Notice pour la Fédération française des ciné-clubs
Éclaircissements sur le film Hurlements en faveur de Sade
Le spectacle est permanent. L’importance de l’esthétique fait encore, après boire, un assez beau sujet de plaisanteries. Nous sommes sortis du cinéma. Le scandale n’est que trop légitime. Jamais je ne donnerai d’explications. Maintenant tu es toute seule avec nos secrets. À L’ORIGINE D’UNE BEAUTÉ NOUVELLE et plus tard dans le grand désert liquide et borné de l’allée des Cygnes (tous les arts sont des jeux médiocres et qui ne changent rien) son visage était découvert pour la première fois de cette enfance qu’elle appelait sa vie. Les conditions spécifiques du cinéma permettaient d’interrompre l’anecdote par des masses de silence vide. Tous les parfums de l’Arabie. L’aube de Villennes. À L’ORIGINE D’UNE BEAUTÉ NOUVELLE. Mais il n’en sera plus question. Tout cela n’était pas vraiment intéressant. Il s’agit de se perdre.
Guy-Ernest Debord
Notice écrite en novembre 1952.
Liberté PROVISOIRE
Bien sûr la nuit tu rêves si tu pouvais toujours dormir mais la vie menace à chaque angle il y a des flics et des indics dans les bistros les filles de ton âge sont marquées par la jeunesse.
Gil J Wolman
Extraits de la presse à propos de l’affaire Chaplin
« Les feux de la rampe ont fait fondre le fard du soi-disant mime génial et l’on ne voit plus qu’un vieillard sinistre et intéressé. » (Finis les pieds plats, 29/10/52. Tract lancé par l’Internationale lettriste à la réception de Chaplin à Paris.)
« Les lettristes signataires du tract contre Chaplin sont seuls responsables du contenu outrancier et confus. » (Jean-Isidore Isou, Combat, 1/11/52.)
« Nous croyons que l’exercice le plus urgent de la liberté est la destruction des idoles, surtout quand elles se recommandent de la liberté… Les indignations diverses nous indiffèrent.
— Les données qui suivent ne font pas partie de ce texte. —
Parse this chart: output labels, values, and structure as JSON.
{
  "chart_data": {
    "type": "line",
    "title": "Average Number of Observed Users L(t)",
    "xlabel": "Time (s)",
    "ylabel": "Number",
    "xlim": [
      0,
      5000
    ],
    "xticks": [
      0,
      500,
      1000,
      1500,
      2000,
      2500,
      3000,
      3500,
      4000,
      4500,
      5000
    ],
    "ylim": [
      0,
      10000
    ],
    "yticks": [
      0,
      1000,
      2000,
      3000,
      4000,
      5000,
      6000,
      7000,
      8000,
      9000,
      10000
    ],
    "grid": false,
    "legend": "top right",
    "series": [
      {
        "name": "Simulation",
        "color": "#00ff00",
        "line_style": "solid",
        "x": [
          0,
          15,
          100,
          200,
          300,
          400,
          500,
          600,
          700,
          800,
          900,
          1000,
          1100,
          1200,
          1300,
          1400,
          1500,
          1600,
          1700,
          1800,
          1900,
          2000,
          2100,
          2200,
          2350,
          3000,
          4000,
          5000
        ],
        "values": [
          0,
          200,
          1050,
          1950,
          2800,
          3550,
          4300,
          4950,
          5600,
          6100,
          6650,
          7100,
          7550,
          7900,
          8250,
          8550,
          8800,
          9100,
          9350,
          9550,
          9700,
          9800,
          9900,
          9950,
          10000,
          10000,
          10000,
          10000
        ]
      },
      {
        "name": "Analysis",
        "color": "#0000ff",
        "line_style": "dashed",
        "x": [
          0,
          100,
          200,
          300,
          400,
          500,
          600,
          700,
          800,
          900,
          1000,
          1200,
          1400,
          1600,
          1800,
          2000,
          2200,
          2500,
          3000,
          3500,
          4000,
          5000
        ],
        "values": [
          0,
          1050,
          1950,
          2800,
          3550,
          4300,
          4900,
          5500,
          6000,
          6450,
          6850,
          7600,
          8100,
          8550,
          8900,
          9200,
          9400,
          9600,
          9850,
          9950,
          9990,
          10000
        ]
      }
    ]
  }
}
Il n’y a pas de degrés parmi les réactionnaires. Nous les abandonnons à toute cette foule anonyme et choquée. » (« Position de l’Internationale lettriste », Combat, 2/11/52.)
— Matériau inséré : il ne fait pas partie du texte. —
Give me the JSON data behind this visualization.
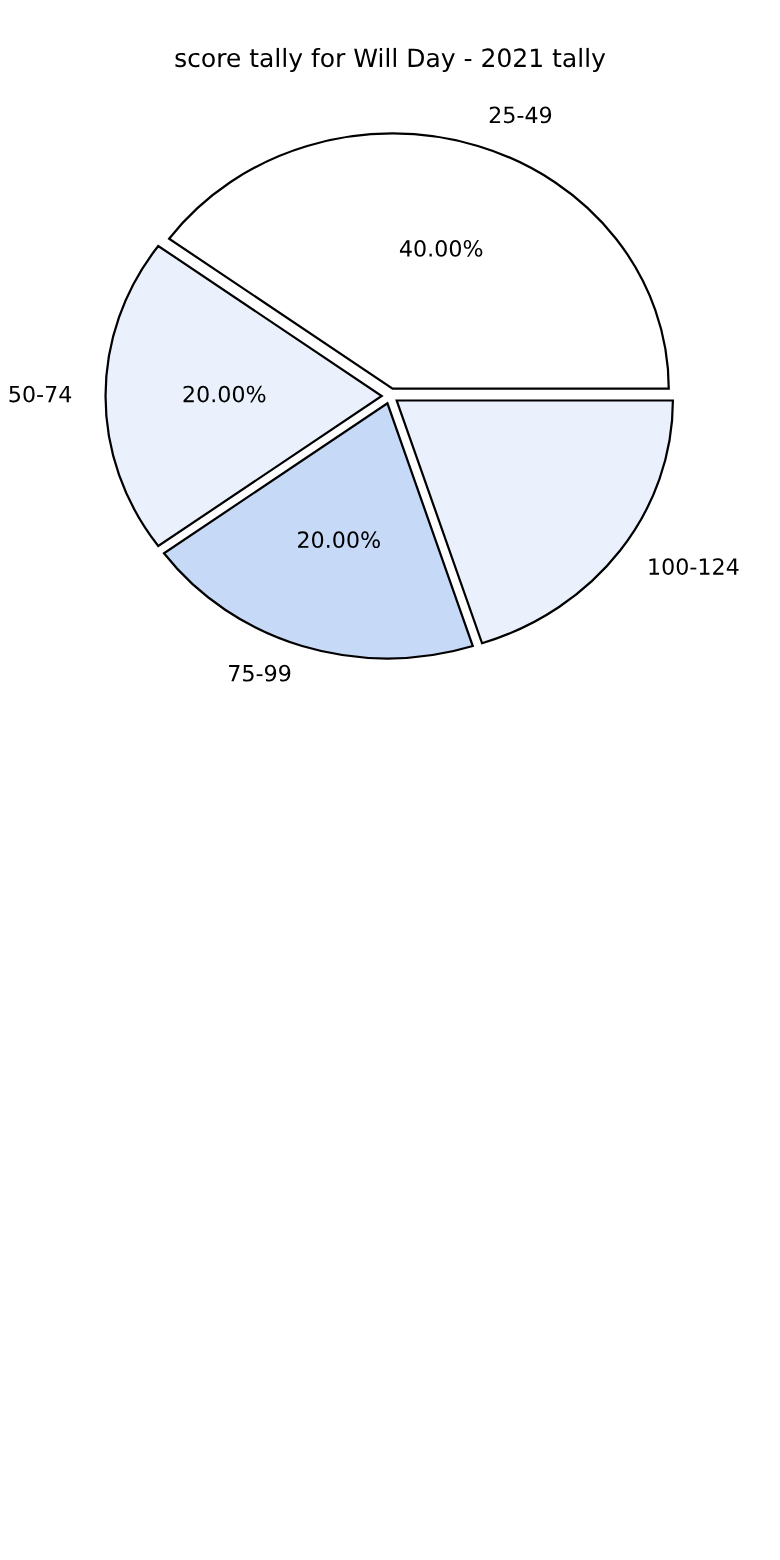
{
  "chart_data": {
    "type": "pie",
    "title": "score tally for Will Day - 2021 tally",
    "categories": [
      "25-49",
      "50-74",
      "75-99",
      "100-124"
    ],
    "values": [
      40,
      20,
      20,
      20
    ],
    "colors": [
      "#ffffff",
      "#eaf1fd",
      "#c6d9f7",
      "#eaf1fd"
    ],
    "value_labels": [
      "40.00%",
      "20.00%",
      "20.00%",
      null
    ]
  }
}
« Nous nous passionnons si peu pour les littérateurs et leurs tactiques que l’incident est presque oublié ; que c’est vraiment comme si Jean-Isidore Isou ne nous avait rien été… » (Guy-Ernest Debord, « Mort d’un commis voyageur », Internationale lettriste, n° 1.)
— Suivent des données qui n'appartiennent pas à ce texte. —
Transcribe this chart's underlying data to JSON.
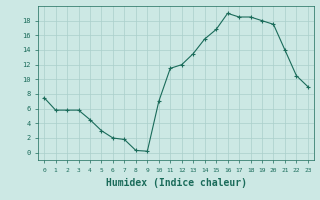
{
  "x": [
    0,
    1,
    2,
    3,
    4,
    5,
    6,
    7,
    8,
    9,
    10,
    11,
    12,
    13,
    14,
    15,
    16,
    17,
    18,
    19,
    20,
    21,
    22,
    23
  ],
  "y": [
    7.5,
    5.8,
    5.8,
    5.8,
    4.5,
    3.0,
    2.0,
    1.8,
    0.3,
    0.2,
    7.0,
    11.5,
    12.0,
    13.5,
    15.5,
    16.8,
    19.0,
    18.5,
    18.5,
    18.0,
    17.5,
    14.0,
    10.5,
    9.0
  ],
  "line_color": "#1a6b5a",
  "marker": "+",
  "marker_size": 3,
  "bg_color": "#cce8e4",
  "grid_color": "#aacfcb",
  "xlabel": "Humidex (Indice chaleur)",
  "xlabel_fontsize": 7,
  "tick_label_color": "#1a6b5a",
  "ylim": [
    -1,
    20
  ],
  "xlim": [
    -0.5,
    23.5
  ],
  "yticks": [
    0,
    2,
    4,
    6,
    8,
    10,
    12,
    14,
    16,
    18
  ],
  "xticks": [
    0,
    1,
    2,
    3,
    4,
    5,
    6,
    7,
    8,
    9,
    10,
    11,
    12,
    13,
    14,
    15,
    16,
    17,
    18,
    19,
    20,
    21,
    22,
    23
  ]
}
« “Charlot” emporte la médaille d’or du cent cinquantenaire de la Préfecture de Police que lui a décerné hier après-midi M. Jean Baylot, ainsi qu’un bâton blanc-breloque qu’il a suspendu à sa boutonnière. » (« Charlie Chaplin quitte Paris », France-Soir, 10/11/52.)
Grève générale
Il n’y a aucun rapport entre moi et les autres. Le monde commence le 24 septembre 1934. J’ai dix-huit ans, le bel âge des maisons de correction et le sadisme a enfin remplacé Dieu. La beauté de l’homme est dans sa destruction. Je suis un rêve qui aimerait son rêveur. Tout acte est lâcheté parce que justification. Je n’ai jamais rien fait. Le néant perpétuellement cherché, ce n’est que notre vie. Descartes a autant de valeur qu’un jardinier. Il n’y a qu’un mouvement possible : que je sois la peste et décerne les bubons. Tous les moyens sont bons pour s’oublier : suicide, peine de mort, drogue, alcoolisme, folie. Mais il faudrait aussi abolir les porteurs d’uniformes, les filles de plus de quinze ans encore vierges, les êtres réputés sains et leurs prisons. Si nous sommes quelques-uns prêts à tout risquer, c’est parce que nous savons maintenant que l’on n’a jamais rien à risquer et à perdre. Aimer ou ne pas aimer tel ou telle, c’est exactement la même chose.
Jean-Michel Mension
Fragments de recherches pour un comportement prochain
La nouvelle génération ne laissera plus rien au hasard. (Gil J Wolman)
De toutes façons on n’en sortira pas vivants. (Jean-Michel Mension)
L’Internationale lettriste veut la mort, légèrement différée, des arts. (Serge Berna)
Délibérément au-delà du jeu limité des formes, la beauté nouvelle sera DE SITUATION. (Guy-Ernest Debord)
Internationale lettriste n° 2, feuille ronéotypée recto-verso, février 1953.